In the present day, 19-year old Pharm recently returned to Thailand. He is a university freshman who has an unexplained feeling of waiting for someone since childhood. He has recurring nightmares, a fear of loud noises, and a birthmark on his temple. Dean is 21 years old and the third-year swimming club president at the same university. He spent his life searching for people whose faces he cannot remember.

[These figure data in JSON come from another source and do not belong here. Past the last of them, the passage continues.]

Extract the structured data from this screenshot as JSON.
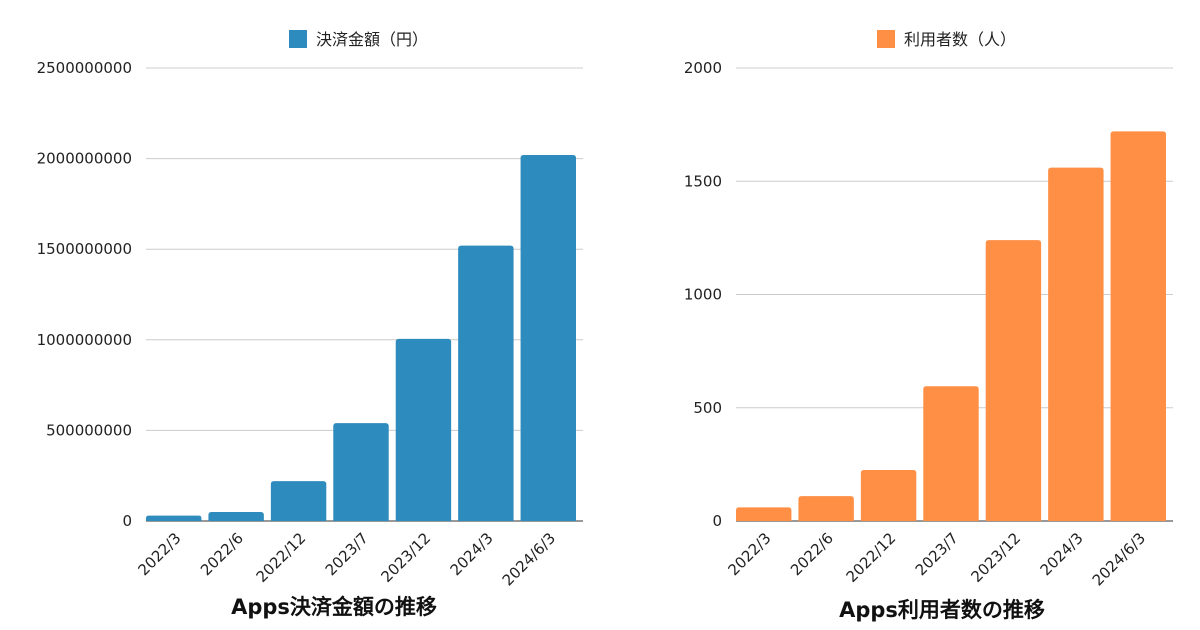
{
  "chart_data": [
    {
      "type": "bar",
      "title": "Apps決済金額の推移",
      "categories": [
        "2022/3",
        "2022/6",
        "2022/12",
        "2023/7",
        "2023/12",
        "2024/3",
        "2024/6/3"
      ],
      "series": [
        {
          "name": "決済金額（円）",
          "color": "#2e8bbd",
          "values": [
            30000000,
            50000000,
            220000000,
            540000000,
            1005000000,
            1520000000,
            2020000000
          ]
        }
      ],
      "ylim": [
        0,
        2500000000
      ],
      "yticks": [
        "0",
        "500000000",
        "1000000000",
        "1500000000",
        "2000000000",
        "2500000000"
      ],
      "legend": "top",
      "grid": true
    },
    {
      "type": "bar",
      "title": "Apps利用者数の推移",
      "categories": [
        "2022/3",
        "2022/6",
        "2022/12",
        "2023/7",
        "2023/12",
        "2024/3",
        "2024/6/3"
      ],
      "series": [
        {
          "name": "利用者数（人）",
          "color": "#ff8f45",
          "values": [
            60,
            110,
            225,
            595,
            1240,
            1560,
            1720
          ]
        }
      ],
      "ylim": [
        0,
        2000
      ],
      "yticks": [
        "0",
        "500",
        "1000",
        "1500",
        "2000"
      ],
      "legend": "top",
      "grid": true
    }
  ]
}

Pharm and Dean develop a relationship. The series uses the “red thread of fate” as a narrative motif to connect Pharm and Dean with Korn and Intouch, their counterparts from a previous life.

== Cast and characters ==
=== Main ===
- Natouch Siripongthon (Fluke) as Pharm
 a 19 year old freshman in college and an aspiring chef. He is the reincarnation of Intouch. He was reincarnated into Korn's family, Korn being his paternal uncle.
- Thitiwat Ritprasert (Ohm) as Dean
 a third-year and the president of the swimming club. He is the reincarnation of Korn. He was reincarnated into Intouch's family, his mother is Intouch's niece and his grandmother is In's older sister.
- Katsamonnat Namwirote (Earth) as Intouch
 Pharm's past self. He remains optimistic about his relationship with Korn even though he knows he is unhappy.
- Noppakao Dechaphatthanakun (Kao) as Korn
 Dean's past self. His father is an important figure in the mafia, who expects Korn, the oldest, to take his place, despite Korn being against his father's work.

=== Supporting ===
- Warut Chawalitrujiwong (Prem) as Team
 Pharm's best friend and a member of the swimming club. He is often teased by Win, who he soon grows feelings for.
- Noppanut Guntachai (Boun) as Win
 Dean's best friend and a member of the swimming club. He enjoys playing with Team, whom he has a crush on.
- Samantha Melanie Coates (Sammy) as Manaow
 Pharm's and Team's best friend and a member of the drama club along with Del. She later dates Pruk.
- Supadach Wilairat (Boston) as Pruk
 a handsome swim club member and Manaow's love interest.
- Pannin Charnmanoon (Pineare) as Del, Dean's and Don's younger sister.
- Wanut Sangtianprapai (Mix) as Don,
 Dean's younger brother and Del's older brother.
- Phachara Suansri (Ja) as Sin
 Pharm's cousin. He assists Dean in researching more about Korn and In.
- Naphat Vikairungroj (Na) as Sorn
 Dean's friend and Sin's boyfriend.
- Songsit Roongnophakunsri as Mr. Wongnate
 Dean's father.
- Sinjai Plengpanich as Alin
 Dean's mother and Intouch's niece.
- Tarika Thidathit as An
 In's older sister and Dean's grandmother.
- Savitree Suttichanond (Beau) as adult An
- Ploy Sornarin as young An.
- Nirut Sirijanya as Mr. Ariyasakul
 Korn's father.
- Phollawat Manuprasert as Krit
 Korn's brother, Sin's father and Pharm's uncle.
- Kirati Puangmalee (Title) as young Krit.
- Phiravich Attachitsataporn (Mean) as Alex
 a bisexual guy and the president of the Drama club, who makes a bunch of attempts to flirt with Pharm.
- Surat Permpoonsavat (Yacht) as Mew
 a swimming club member.

=== Guest ===
- Saranwut Chatjaratsaeng (Ball) as Phoom, Pharm's younger brother.
- Tanapon Sukumpantanasan (Perth) as In's best friend.
- Vittawin Veeravidhayanant (Best) as Dej, a cooking club member.
- Rathavit Kijworalak (Plan) as one of Dean's business faculty friends.
- Napat na Ranong (Gun) as another one of Dean's friends.

== Soundtrack ==

| Song title | Artist |
| "I Found You" | Dome Jaruwat |
| "Until We Meet Again" | Boy Sompob |
"Until We Meet Again" (English version)
| "Until We Meet Again" | Namcha |
| "Luckiest Boy" | The cast of UWMA |
| "Luckiest Boy" | Boy Sompob |
"Luckiest Boy" (English version)
| "Or We Have Met" | Noppanut Guntachai (Boun) |
| "I Want To Tell You" [Official MV] | Samantha Melanie Coates |
| "Still Have Me" | Catnap |
| "From This Day Forward" | Arunpong Chaiwinit |
| "We’ll Always Meet Again" | Natouch Siripongthon (Fluke) & Thitiwat Ritprasert (Ohm) |

== Release ==
The series was released on DVD in November 2020. It was made available on the Rakuten Viki platform.

== Reception ==
The series gained a certain popularity in the Philippines. The presence of queer themes in the series has been noted.